RNA cap methyltransferases are already known in mammals for their role in distinguishing the cell’s own methylated RNA from unmethylated viral RNA, thereby contributing to antiviral defence. Their role in antibacterial immunity, however, had remained largely unexplored.

The study shows that disruption of RNA processing itself can function as an internal stress signal that activates innate immune responses.

To understand the underlying mechanism, the researchers analysed global gene expression in the mutant worms. They found widespread activation of immune-related genes alongside reduced expression of genes involved in protein synthesis.

This finding was particularly intriguing because many pathogens suppress host protein synthesis during infection, and cells possess surveillance pathways that detect such disruptions. Surprisingly, the transcription factor previously known to regulate immunity under protein synthesis stress was not required in these mutants.

Instead, a comprehensive reverse genetic screen identified a different intestinal transcription factor that proved essential for immune activation following disruption of RNA processing.

The researchers then asked whether the RNA processing defect resembled a genuine infection. They found that all immune genes activated in the mutant worms were also induced during bacterial infection. Furthermore, the same intestinal transcription factor regulated immune responses both in mutant animals and in infected worms.

Together, these observations suggest that defects in RNA processing mimic important features of infection, activating an evolutionarily conserved immune programme that enhances host defence.

“Rather than sensing only invading microbes, cells can also monitor the integrity of their own essential processes. Our findings identify RNA processing as one such surveillance mechanism that helps activate protective immunity,” said Dr. Jogender Singh, who led the study.

Commenting independently on the findings, Dr.
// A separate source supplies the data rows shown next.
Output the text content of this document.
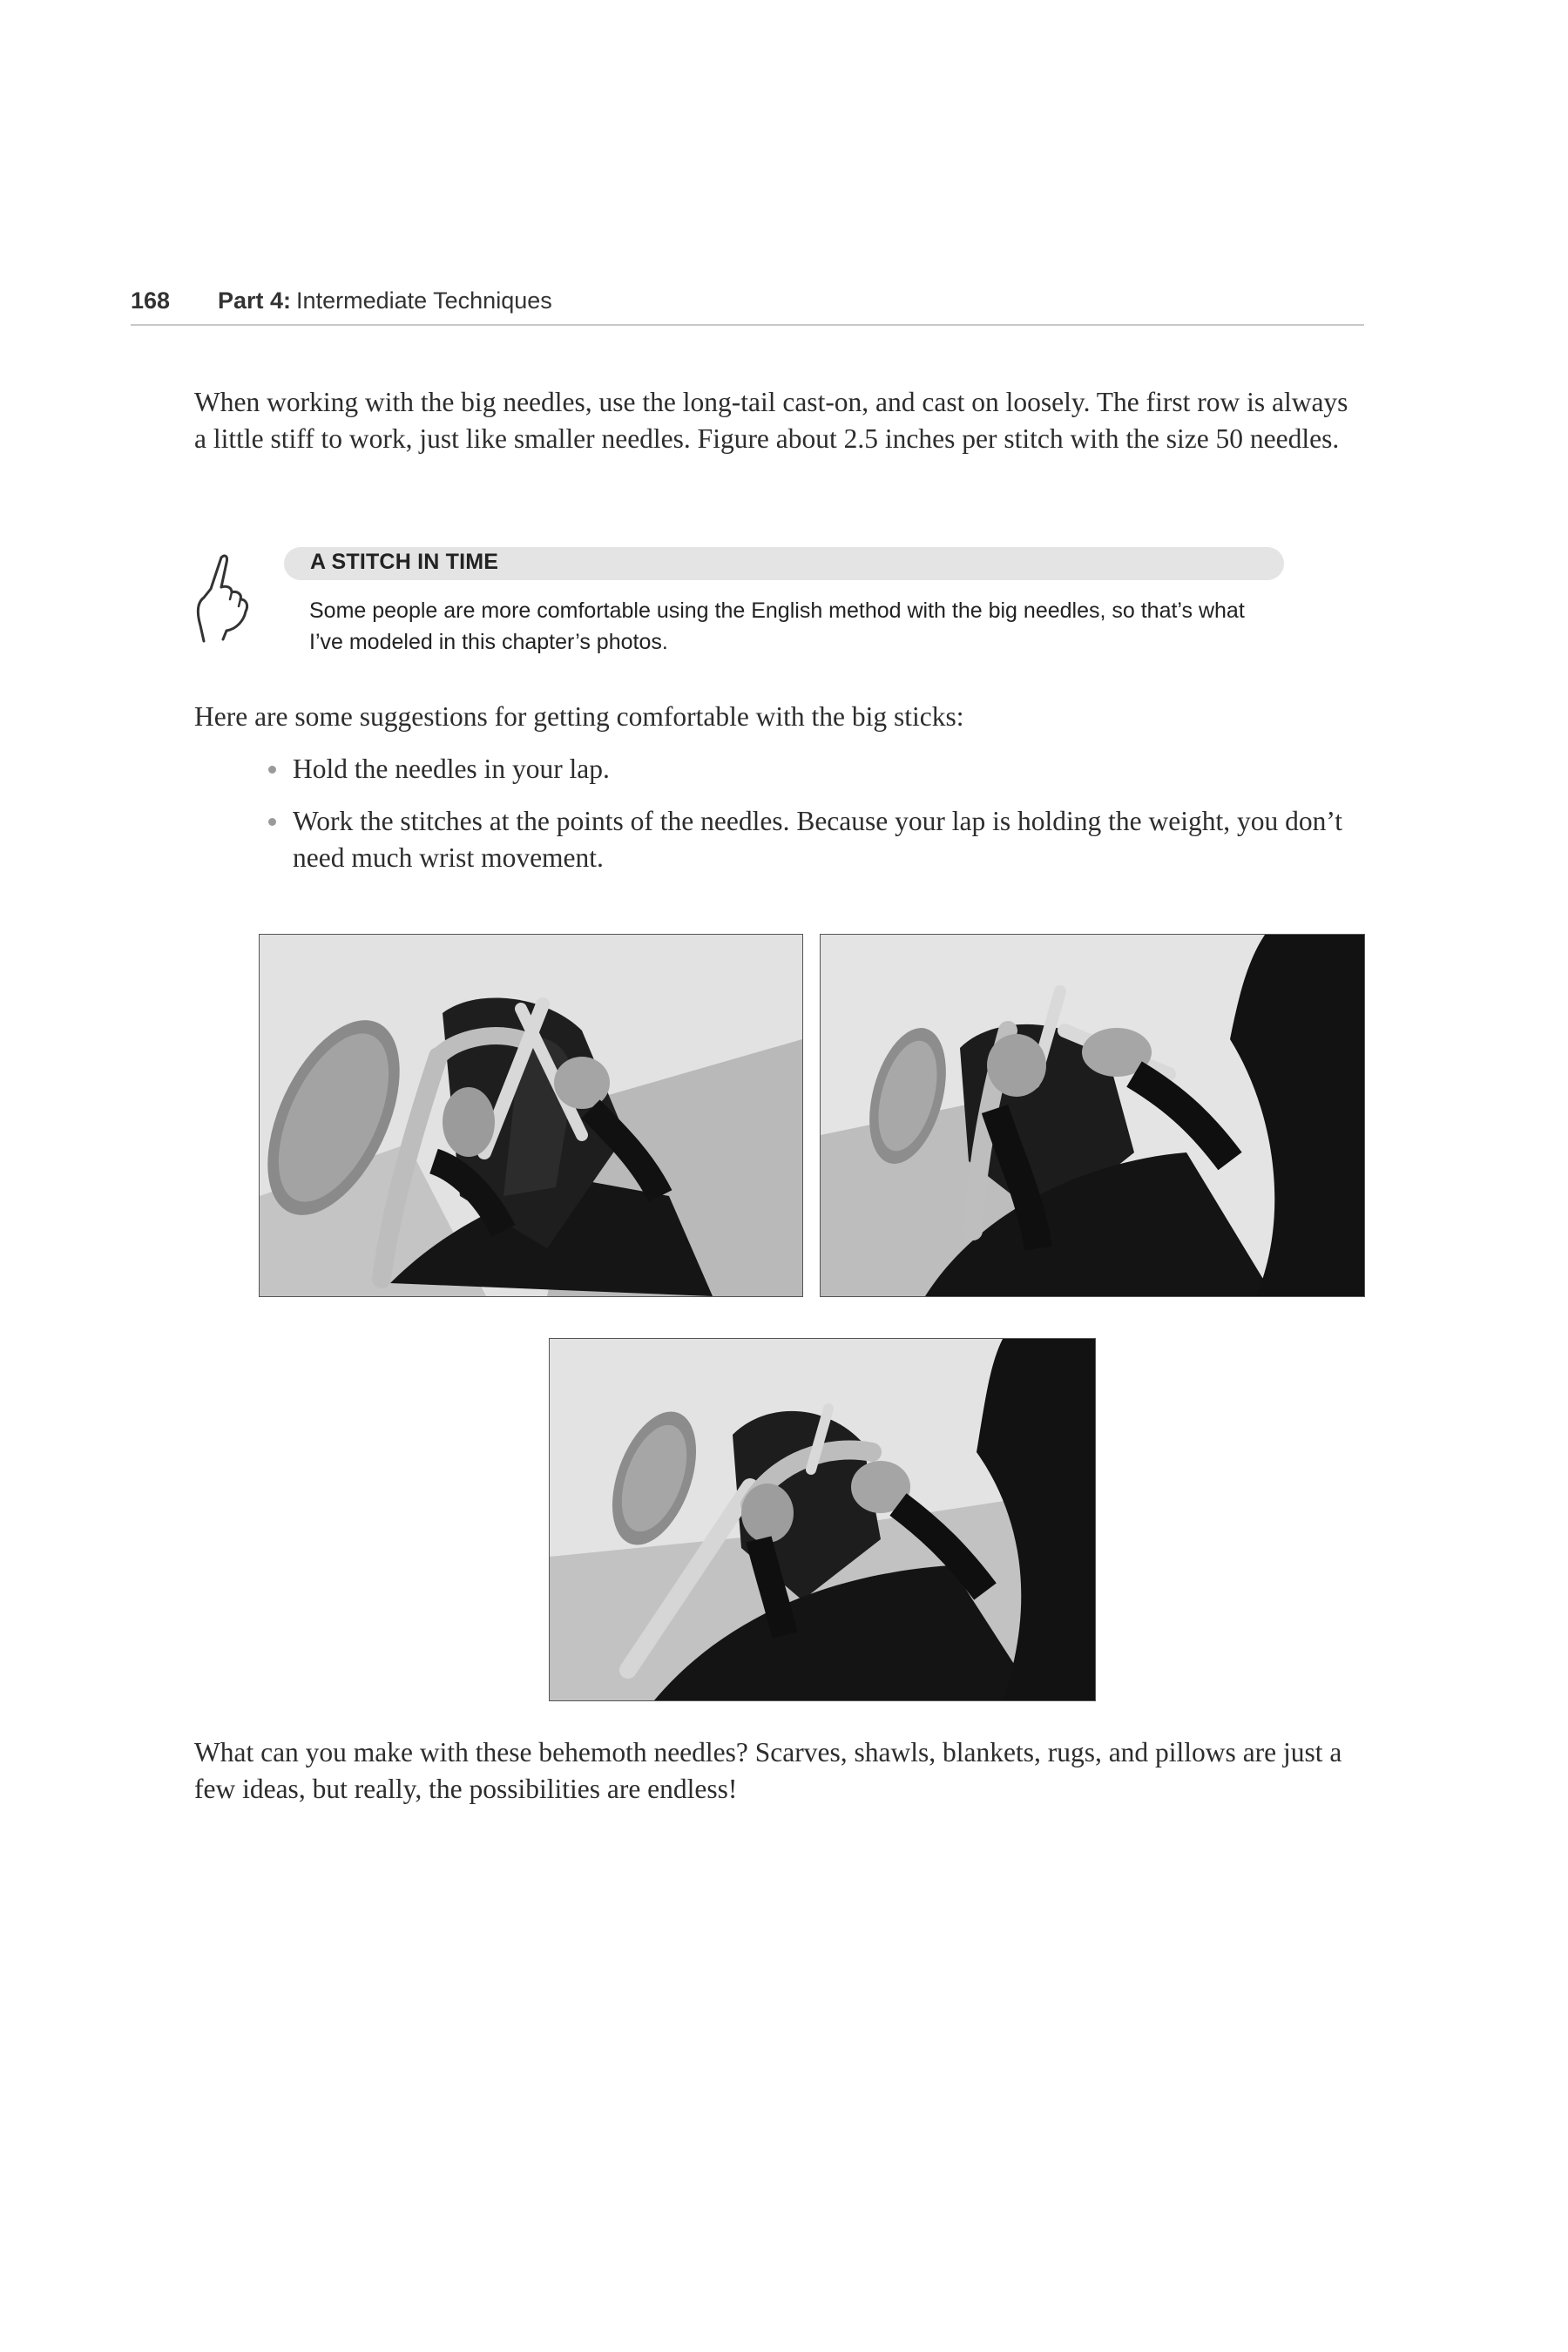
168 Part 4: Intermediate Techniques

When working with the big needles, use the long-tail cast-on, and cast on loosely. The first row is always a little stiff to work, just like smaller needles. Figure about 2.5 inches per stitch with the size 50 needles.

A STITCH IN TIME
Some people are more comfortable using the English method with the big needles, so that’s what I’ve modeled in this chapter’s photos.

Here are some suggestions for getting comfortable with the big sticks:

Hold the needles in your lap.
Work the stitches at the points of the needles. Because your lap is holding the weight, you don’t need much wrist movement.

What can you make with these behemoth needles? Scarves, shawls, blankets, rugs, and pillows are just a few ideas, but really, the possibilities are endless!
Ajit Chande of IISER Bhopal said the work strengthens growing evidence that RNA quality control serves as an immune sensor across evolution.

“Mammalian viruses are well known to hijack core RNA processing and translation pathways to support their replication. The recent C. elegans study from the Singh laboratory suggests that this vulnerability is also exploited by the host as a conserved axis of immune surveillance in bacterial infection,” he said.

According to Dr. Chande, complementary studies in mammalian systems have shown that disruption of RNA capping can itself act as an antiviral signal, supporting the broader concept that hosts interpret abnormalities in RNA processing as indicators of pathogenic threat rather than routine cellular disturbances.

Beyond infection biology, the findings could have wider implications. Disruptions in RNA metabolism, protein synthesis and cellular homeostasis are also associated with ageing and several human disorders, including neurodegenerative diseases. Understanding how cells detect these internal disturbances may therefore reveal new principles of immune surveillance and eventually inform therapeutic approaches for immune-related diseases.